According to Punch, they demanded an audience with Godwin Obaseki, the governor of Edo State, and vowed to continue the protest until their grievances were addressed.
The protesting workers decried what they described as the alleged non-implementation of the 65 years retirement age for personnel of the polytechnic and absence of a pension scheme since 2002.
They also lamented that the institution had allegedly been starved of funds, while it lacked basic infrastructure for teaching and learning.
Obaseki had in August 2017, inaugurated a committee of inquiry to investigate the management of the polytechnic in the areas of funding, admission and staffing, as part of efforts to revamp the institution.
While receiving the report of the committee, led by Rose Egonmwan, in November 2017, Obaseki had said, “We do need a state-owned polytechnic in Edo. But it should function the way it ought to. We need to have the right people and the requisite faculties to deliver quality education, so that our children will have right training.”

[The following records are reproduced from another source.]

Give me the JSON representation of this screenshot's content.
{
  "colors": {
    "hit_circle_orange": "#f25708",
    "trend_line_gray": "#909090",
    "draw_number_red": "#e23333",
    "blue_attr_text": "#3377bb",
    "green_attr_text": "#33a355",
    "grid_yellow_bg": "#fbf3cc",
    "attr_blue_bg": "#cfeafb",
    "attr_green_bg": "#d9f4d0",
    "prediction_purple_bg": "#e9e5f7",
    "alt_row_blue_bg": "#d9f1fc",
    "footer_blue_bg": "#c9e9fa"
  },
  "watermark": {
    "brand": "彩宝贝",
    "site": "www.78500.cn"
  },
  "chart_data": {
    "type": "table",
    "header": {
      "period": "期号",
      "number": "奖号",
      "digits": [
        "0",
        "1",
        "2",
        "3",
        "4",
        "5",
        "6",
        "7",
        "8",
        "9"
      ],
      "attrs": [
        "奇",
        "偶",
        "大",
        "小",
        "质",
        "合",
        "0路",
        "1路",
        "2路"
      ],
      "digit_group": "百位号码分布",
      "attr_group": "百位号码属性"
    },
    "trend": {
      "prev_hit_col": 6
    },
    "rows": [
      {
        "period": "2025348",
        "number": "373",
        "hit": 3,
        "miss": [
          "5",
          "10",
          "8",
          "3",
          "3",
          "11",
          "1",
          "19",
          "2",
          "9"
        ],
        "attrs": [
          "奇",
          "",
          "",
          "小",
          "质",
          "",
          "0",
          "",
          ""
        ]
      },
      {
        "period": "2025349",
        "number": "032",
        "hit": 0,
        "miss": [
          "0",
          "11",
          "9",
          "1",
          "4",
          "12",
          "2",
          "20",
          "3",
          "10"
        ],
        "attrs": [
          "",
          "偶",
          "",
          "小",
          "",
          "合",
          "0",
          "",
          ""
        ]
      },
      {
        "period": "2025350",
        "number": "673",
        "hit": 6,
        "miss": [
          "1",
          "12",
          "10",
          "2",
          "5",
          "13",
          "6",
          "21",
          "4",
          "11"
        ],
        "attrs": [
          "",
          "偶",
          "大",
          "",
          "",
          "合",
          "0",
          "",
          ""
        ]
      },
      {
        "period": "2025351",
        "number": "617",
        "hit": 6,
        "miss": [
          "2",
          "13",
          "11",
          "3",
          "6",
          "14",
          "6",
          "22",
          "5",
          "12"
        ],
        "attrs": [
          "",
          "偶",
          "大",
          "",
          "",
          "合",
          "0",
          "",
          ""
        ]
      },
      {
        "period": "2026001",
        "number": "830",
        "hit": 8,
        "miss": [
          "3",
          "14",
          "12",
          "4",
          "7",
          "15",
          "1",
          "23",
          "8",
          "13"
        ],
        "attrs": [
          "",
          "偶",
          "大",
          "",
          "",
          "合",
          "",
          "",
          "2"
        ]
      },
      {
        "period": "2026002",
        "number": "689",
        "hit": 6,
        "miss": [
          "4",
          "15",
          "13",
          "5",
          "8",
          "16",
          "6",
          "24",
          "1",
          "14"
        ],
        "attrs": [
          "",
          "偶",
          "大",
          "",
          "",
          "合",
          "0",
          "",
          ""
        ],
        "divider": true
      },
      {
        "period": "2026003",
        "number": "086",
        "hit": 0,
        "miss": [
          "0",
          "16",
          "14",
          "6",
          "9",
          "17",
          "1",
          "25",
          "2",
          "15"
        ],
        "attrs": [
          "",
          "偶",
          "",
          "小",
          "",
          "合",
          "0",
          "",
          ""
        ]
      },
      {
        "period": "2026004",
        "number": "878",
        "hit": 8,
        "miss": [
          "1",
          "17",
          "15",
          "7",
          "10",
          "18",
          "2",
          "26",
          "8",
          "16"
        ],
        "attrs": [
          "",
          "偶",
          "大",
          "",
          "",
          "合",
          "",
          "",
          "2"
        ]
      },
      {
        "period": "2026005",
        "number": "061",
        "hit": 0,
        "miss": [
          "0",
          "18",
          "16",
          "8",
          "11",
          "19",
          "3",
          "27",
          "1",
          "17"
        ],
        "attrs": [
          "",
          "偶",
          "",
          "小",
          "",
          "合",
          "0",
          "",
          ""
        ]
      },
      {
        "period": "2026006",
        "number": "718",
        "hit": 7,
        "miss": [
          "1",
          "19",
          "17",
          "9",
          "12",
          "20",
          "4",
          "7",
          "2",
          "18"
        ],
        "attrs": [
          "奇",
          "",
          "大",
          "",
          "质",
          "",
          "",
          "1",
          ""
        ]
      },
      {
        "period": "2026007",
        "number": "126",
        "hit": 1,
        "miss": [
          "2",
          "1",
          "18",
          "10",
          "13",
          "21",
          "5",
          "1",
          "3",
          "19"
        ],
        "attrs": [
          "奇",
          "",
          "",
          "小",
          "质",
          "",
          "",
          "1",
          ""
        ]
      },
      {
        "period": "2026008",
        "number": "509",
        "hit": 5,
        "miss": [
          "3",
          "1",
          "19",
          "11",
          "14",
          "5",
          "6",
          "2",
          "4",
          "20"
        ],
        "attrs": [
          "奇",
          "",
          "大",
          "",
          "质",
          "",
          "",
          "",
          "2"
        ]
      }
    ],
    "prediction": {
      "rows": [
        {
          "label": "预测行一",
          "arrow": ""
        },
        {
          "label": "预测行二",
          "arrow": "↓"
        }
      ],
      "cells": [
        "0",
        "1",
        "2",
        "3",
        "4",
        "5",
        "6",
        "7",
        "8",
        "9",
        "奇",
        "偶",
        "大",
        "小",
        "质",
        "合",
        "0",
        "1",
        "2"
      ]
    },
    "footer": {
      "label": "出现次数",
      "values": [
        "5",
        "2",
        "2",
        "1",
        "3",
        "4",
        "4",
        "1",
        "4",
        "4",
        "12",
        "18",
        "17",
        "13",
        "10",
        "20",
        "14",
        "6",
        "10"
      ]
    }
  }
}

But Paul Aziegbemhin, the chairman of ASUP in the institution, said the workers had yet to see any improvement in their welfare.
Aziegbemhin said, “We have not heard anything from the government so far. We have been on this issue since May 2, 2017. We met with the governor and he said he would pay before December 25, 2017.
“As we speak, there has not been any payment. So, why will people not be restive? If we are not attended to by the government, we will come back tomorrow. We will resume and close work here at the Government House.”
Dele Okomayin, the chairman of SSANIP in the Polytechnic, and his NASU counterpart, Charles Omokaro, said the alleged failure of the government to pay the outstanding benefits had subjected the affected workers to hardship.
Okomayin said, “Right now, most of us find it difficult to feed. Most of us have taken our children away from private to public schools.
“Even in the public schools, we find it very difficult to buy the things our children need. We lost one of our members in May 2017 and he is still in the mortuary; he has not been buried because of this financial problem.
“We are begging the governor to fulfil his promise. We are begging the governor to include us in the bailout funds, so that the students can enjoy the benefits of education.”